Being An EMT Is Super Hard, And That's Exactly Why You Should Do It

Generalizing from my older articles about being a competitive pre-med student, I'd like to address a topic that is relevant to people pursuing not just allopathic medicine but for anyone pursuing a career related to healthcare. We want to enter healthcare for the purpose of helping people remain healthy throughout their lives. One of the best ways to accomplish this is to become an emergency medical technician (EMT). After taking my EMT course and getting my certification, I realize just how much I've learned.

In school, you get taught the theory (and in some cases, laboratory applications) of how something works, whether it be biology, chemistry, physics, etc. However, you never learn the clinical side of things here, where you apply what you know to taking care of patients. If I could pick one thing in my life that taught me more about how to be a doctor (or other healthcare professional), it would be my EMT course.

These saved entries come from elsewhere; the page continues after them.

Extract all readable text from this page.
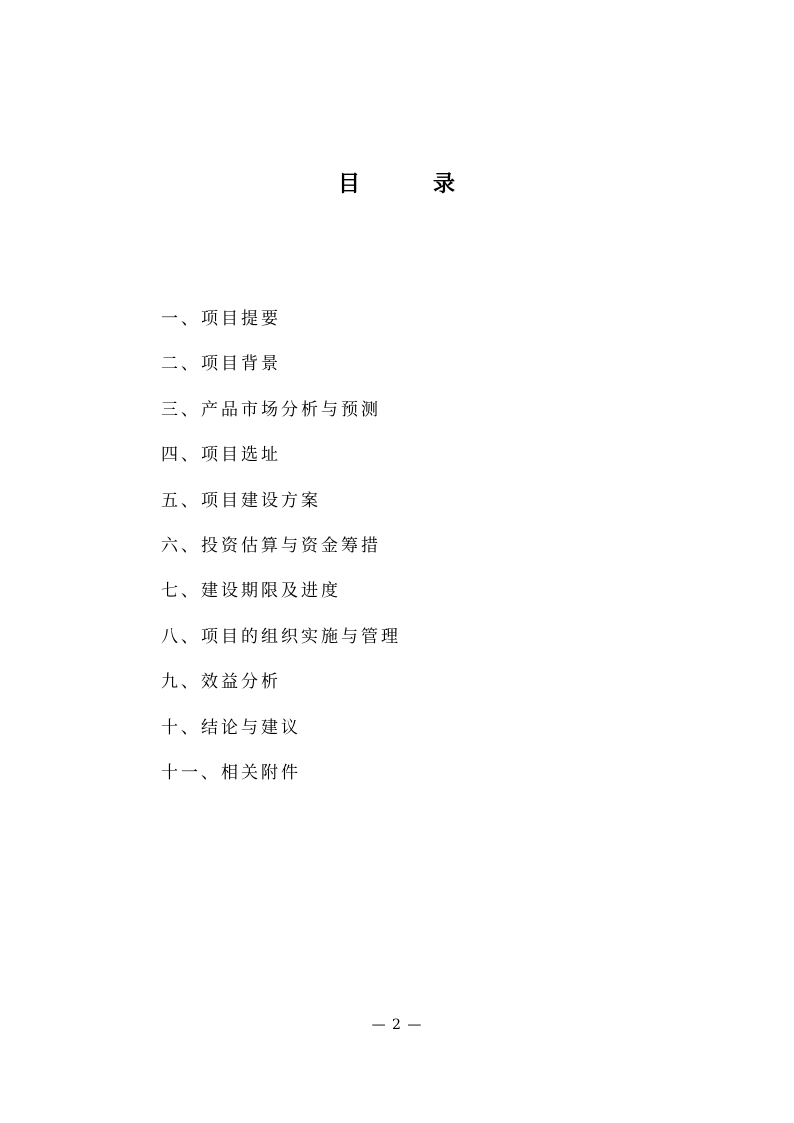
目	录
一、项目提要
二、项目背景
三、产品市场分析与预测
四、项目选址
五、项目建设方案
六、投资估算与资金筹措
七、建设期限及进度
八、项目的组织实施与管理
九、效益分析
十、结论与建议
十一、相关附件
— 2 —
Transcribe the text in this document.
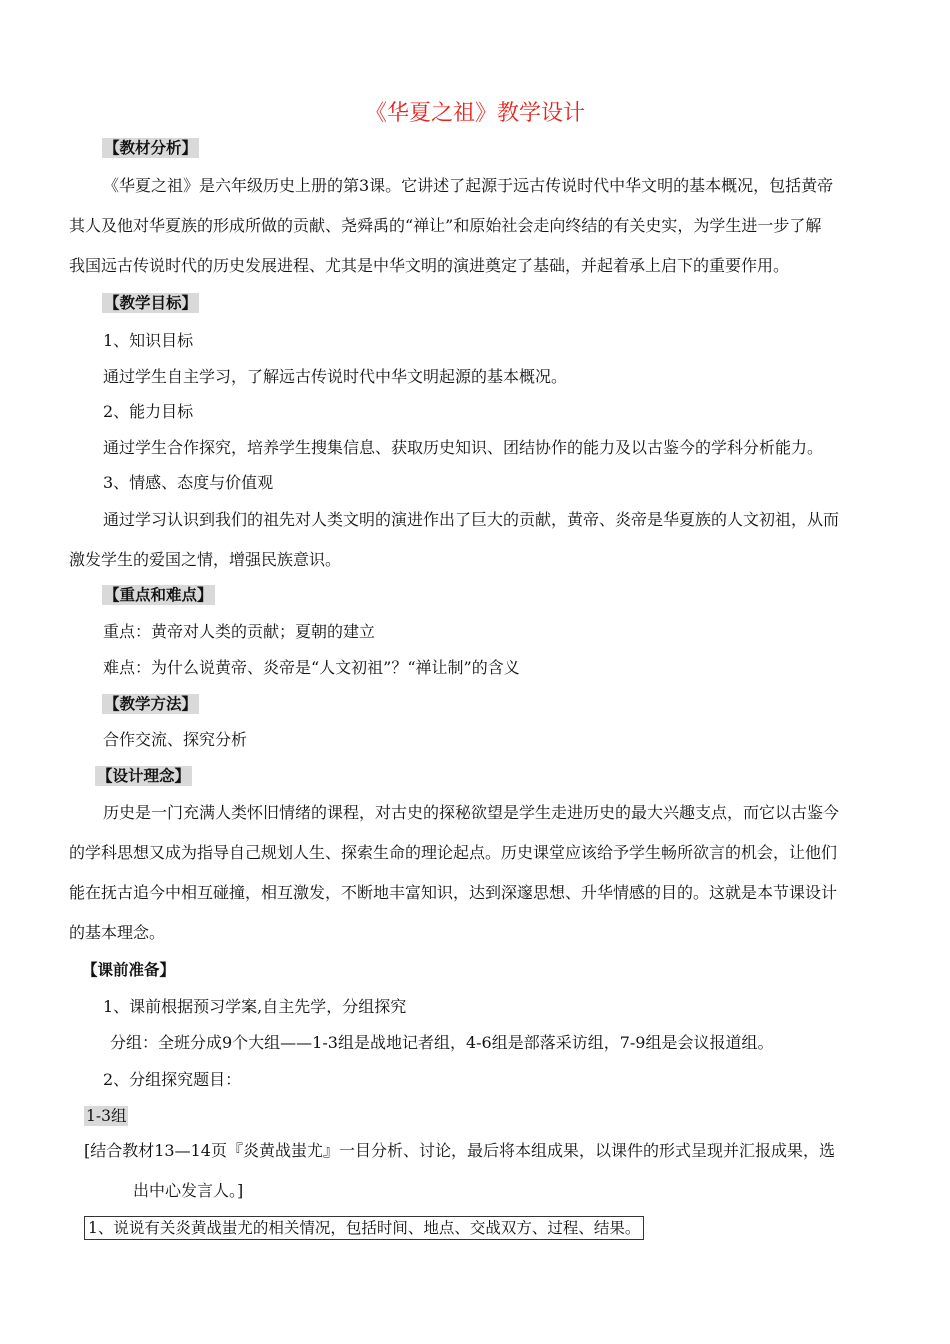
《华夏之祖》教学设计
【教材分析】
《华夏之祖》是六年级历史上册的第3课。它讲述了起源于远古传说时代中华文明的基本概况，包括黄帝
其人及他对华夏族的形成所做的贡献、尧舜禹的“禅让”和原始社会走向终结的有关史实，为学生进一步了解
我国远古传说时代的历史发展进程、尤其是中华文明的演进奠定了基础，并起着承上启下的重要作用。
【教学目标】
1、知识目标
通过学生自主学习，了解远古传说时代中华文明起源的基本概况。
2、能力目标
通过学生合作探究，培养学生搜集信息、获取历史知识、团结协作的能力及以古鉴今的学科分析能力。
3、情感、态度与价值观
通过学习认识到我们的祖先对人类文明的演进作出了巨大的贡献，黄帝、炎帝是华夏族的人文初祖，从而
激发学生的爱国之情，增强民族意识。
【重点和难点】
重点：黄帝对人类的贡献；夏朝的建立
难点：为什么说黄帝、炎帝是“人文初祖”？“禅让制”的含义
【教学方法】
合作交流、探究分析
【设计理念】
历史是一门充满人类怀旧情绪的课程，对古史的探秘欲望是学生走进历史的最大兴趣支点，而它以古鉴今
的学科思想又成为指导自己规划人生、探索生命的理论起点。历史课堂应该给予学生畅所欲言的机会，让他们
能在抚古追今中相互碰撞，相互激发，不断地丰富知识，达到深邃思想、升华情感的目的。这就是本节课设计
的基本理念。
【课前准备】
1、课前根据预习学案,自主先学，分组探究
分组：全班分成9个大组——1-3组是战地记者组，4-6组是部落采访组，7-9组是会议报道组。
2、分组探究题目：
1-3组
[结合教材13—14页『炎黄战蚩尤』一目分析、讨论，最后将本组成果，以课件的形式呈现并汇报成果，选
出中心发言人。]
1、说说有关炎黄战蚩尤的相关情况，包括时间、地点、交战双方、过程、结果。
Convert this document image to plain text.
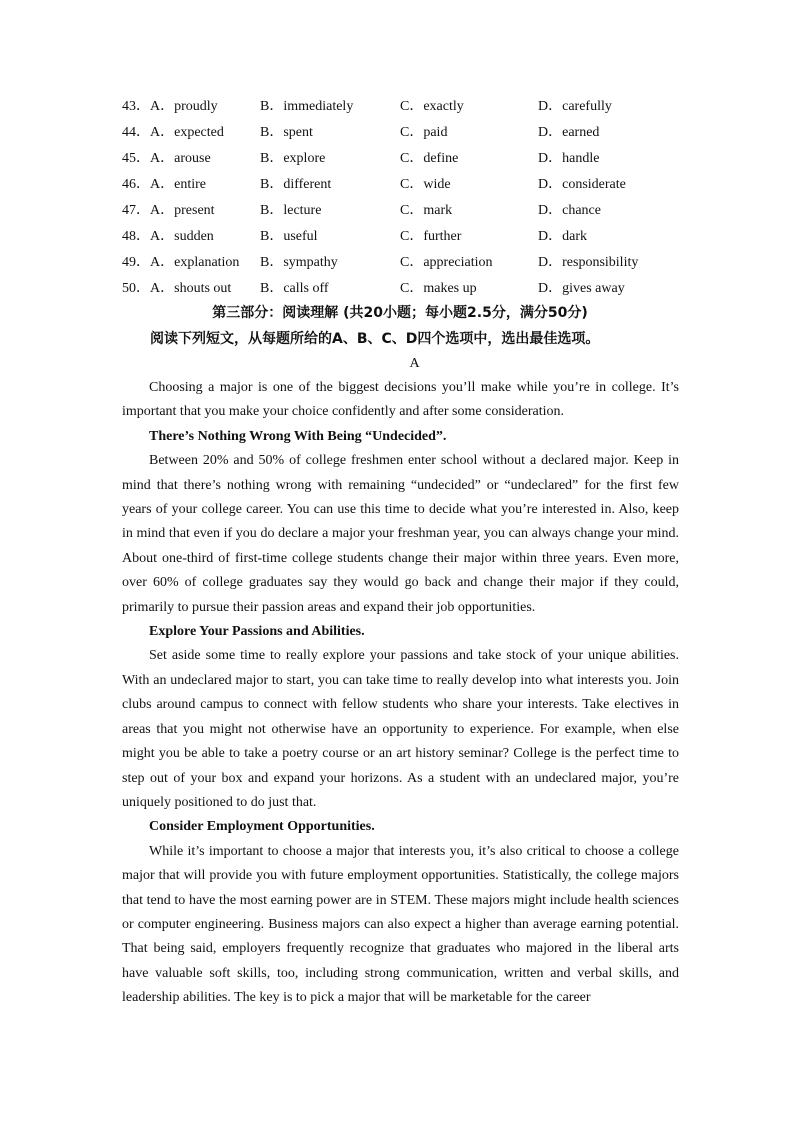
43．A．proudly	B．immediately	C．exactly	D．carefully
44．A．expected	B．spent	C．paid	D．earned
45．A．arouse	B．explore	C．define	D．handle
46．A．entire	B．different	C．wide	D．considerate
47．A．present	B．lecture	C．mark	D．chance
48．A．sudden	B．useful	C．further	D．dark
49．A．explanation B．sympathy	C．appreciation	D．responsibility
50．A．shouts out B．calls off	C．makes up	D．gives away
第三部分：阅读理解 (共20小题；每小题2.5分，满分50分)
阅读下列短文，从每题所给的A、B、C、D四个选项中，选出最佳选项。
A

Choosing a major is one of the biggest decisions you’ll make while you’re in college. It’s important that you make your choice confidently and after some consideration.

There’s Nothing Wrong With Being “Undecided”.

Between 20% and 50% of college freshmen enter school without a declared major. Keep in mind that there’s nothing wrong with remaining “undecided” or “undeclared” for the first few years of your college career. You can use this time to decide what you’re interested in. Also, keep in mind that even if you do declare a major your freshman year, you can always change your mind. About one-third of first-time college students change their major within three years. Even more, over 60% of college graduates say they would go back and change their major if they could, primarily to pursue their passion areas and expand their job opportunities.

Explore Your Passions and Abilities.

Set aside some time to really explore your passions and take stock of your unique abilities. With an undeclared major to start, you can take time to really develop into what interests you. Join clubs around campus to connect with fellow students who share your interests. Take electives in areas that you might not otherwise have an opportunity to experience. For example, when else might you be able to take a poetry course or an art history seminar? College is the perfect time to step out of your box and expand your horizons. As a student with an undeclared major, you’re uniquely positioned to do just that.

Consider Employment Opportunities.

While it’s important to choose a major that interests you, it’s also critical to choose a college major that will provide you with future employment opportunities. Statistically, the college majors that tend to have the most earning power are in STEM. These majors might include health sciences or computer engineering. Business majors can also expect a higher than average earning potential. That being said, employers frequently recognize that graduates who majored in the liberal arts have valuable soft skills, too, including strong communication, written and verbal skills, and leadership abilities. The key is to pick a major that will be marketable for the career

Transitioning between theory and clinical skills was quite difficult at first; in real life, I would have to quickly assess a large amount of information given by the patient, such as their vital signs, their signs and symptoms, and other allergies. To help with that, learning the protocols that were developed by the state or EMS agency helped me learn the algorithm required for treating the patient as quickly as possible and transporting them to the hospital, if necessary. Rotations also helped me learn how being an EMT is done in real life and how to handle adverse situations calmly and rationally.

But more importantly, working as an EMT is critical to helping save the lives of people before doctors could ever get to the patient. By treating them and providing them reassurance and comfort, you essentially play the role of a doctor way before you would ever apply to medical school. It not only strengthens your application in terms of your clinical experience and commitment to medicine but also demonstrates your compassion and warmth that could brighten a patient's day, not to mention your mental fortitude (these classes are by no means a walk in the park). Remember that treating a patient is only half of what a healthcare professional does; showing humanity is the other part. Nobody wants to be treated by a machine, so act like a human and be professional.

I would strongly encourage you to become an EMT if you're serious about applying to medical school or pursuing other health professions. If you want to be a paramedic, having EMT certification is a prerequisite. For other avenues of healthcare, the clinical skills that you would learn would not just help you become better at your job but help you manage any type of emergency that comes your way. Being able to perform CPR, basic first aid, or other treatment when not on duty is truly a lifesaving gift.